Search code examples
ruby-on-railssidekiqrake-task

Use sidekiq with a running dynamic counter in Rails


I build a website-crawler that (later on) uses these links to read out information.

The current rake-task goes through all the possible pages one by one and checks if the requests goes trough (valid response) or returns a 404/503 error (invalid page). If it's valid the pages url gets saved into my database. Now as you can see the task requests 50,000 pages in total thus requires some time.

I have read about Sidekiq and how it can perform these tasks asynchronously thus making this a lot faster.

My question: As you can see my task builds the counter after each loop. This will not work with Sidekiq I guess as it will only perform this script independent of itself various times, am I right?

How would I go around the problem of each instance needing its own counter then?

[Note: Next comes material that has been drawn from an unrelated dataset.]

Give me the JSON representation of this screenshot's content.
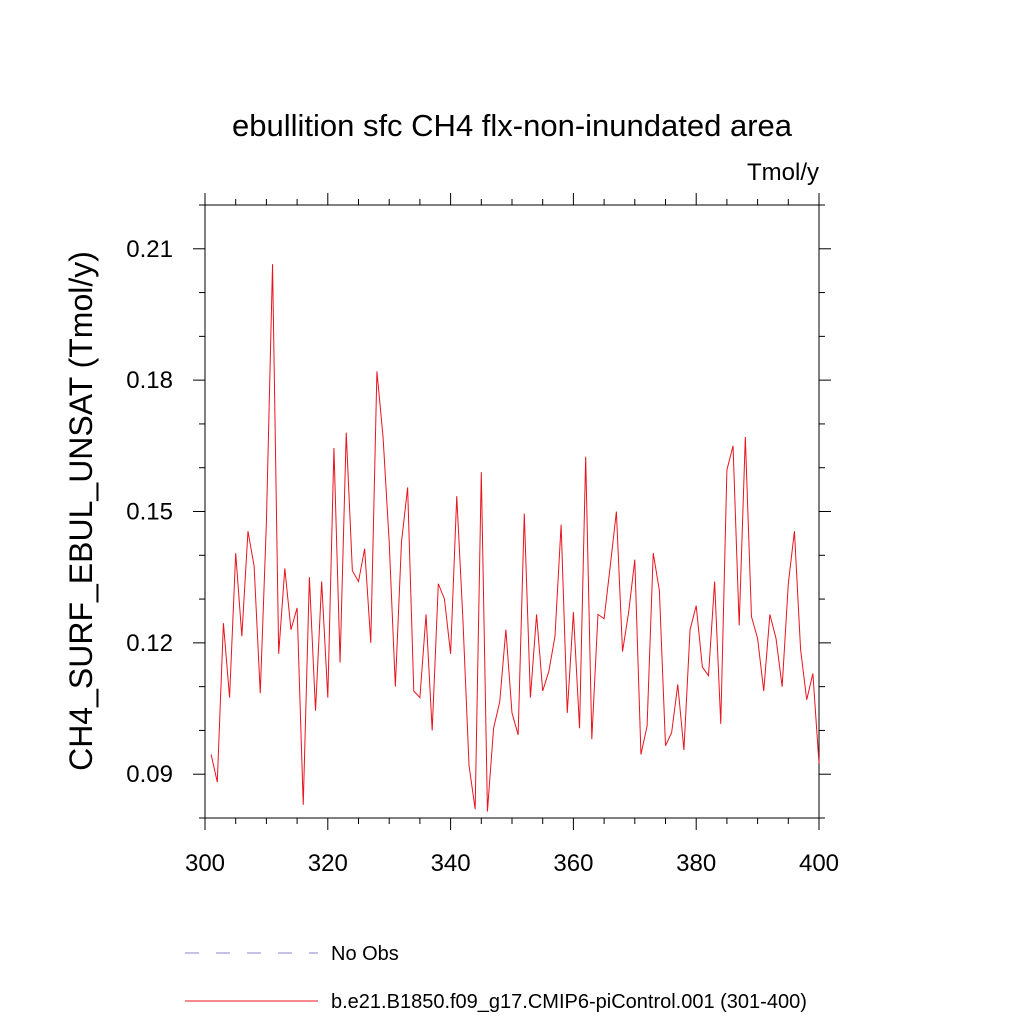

Hopefully my question makes sense - Thank you very much!

desc "Validate Pages"
task validate_url: :environment do
  require 'rubygems'
  require 'open-uri'
  require 'nokogiri'

  counter = 1
  base_url = "http://example.net/file"
  until counter > 50000 do
    begin
      url = "#{base_url}_#{counter}/"

      open(url)


      page = Page.new
      page.url = url
      page.save!

      puts "Saved #{url} !"

      counter += 1

    rescue OpenURI::HTTPError => ex
      logger ||= Logger.new("validations.log")
      if ex.io.status[0] == "503"
        logger.info "#{ex} @ #{counter}"
      end

      puts "#{ex} @ #{counter}"
      counter += 1

    rescue SocketError => ex
      logger ||= Logger.new("validations.log")
      logger.info "#{ex} @ #{counter}"

      puts "#{ex} @ #{counter}"

      counter += 1
    end
  end
end

Solution

  • A simple Redis INCR operation will create and/or increment a global counter for your jobs to use. You can use Sidekiq's redis connection to implement a counter trivially:

    Sidekiq.redis do |conn|
      conn.incr("my-counter")
    end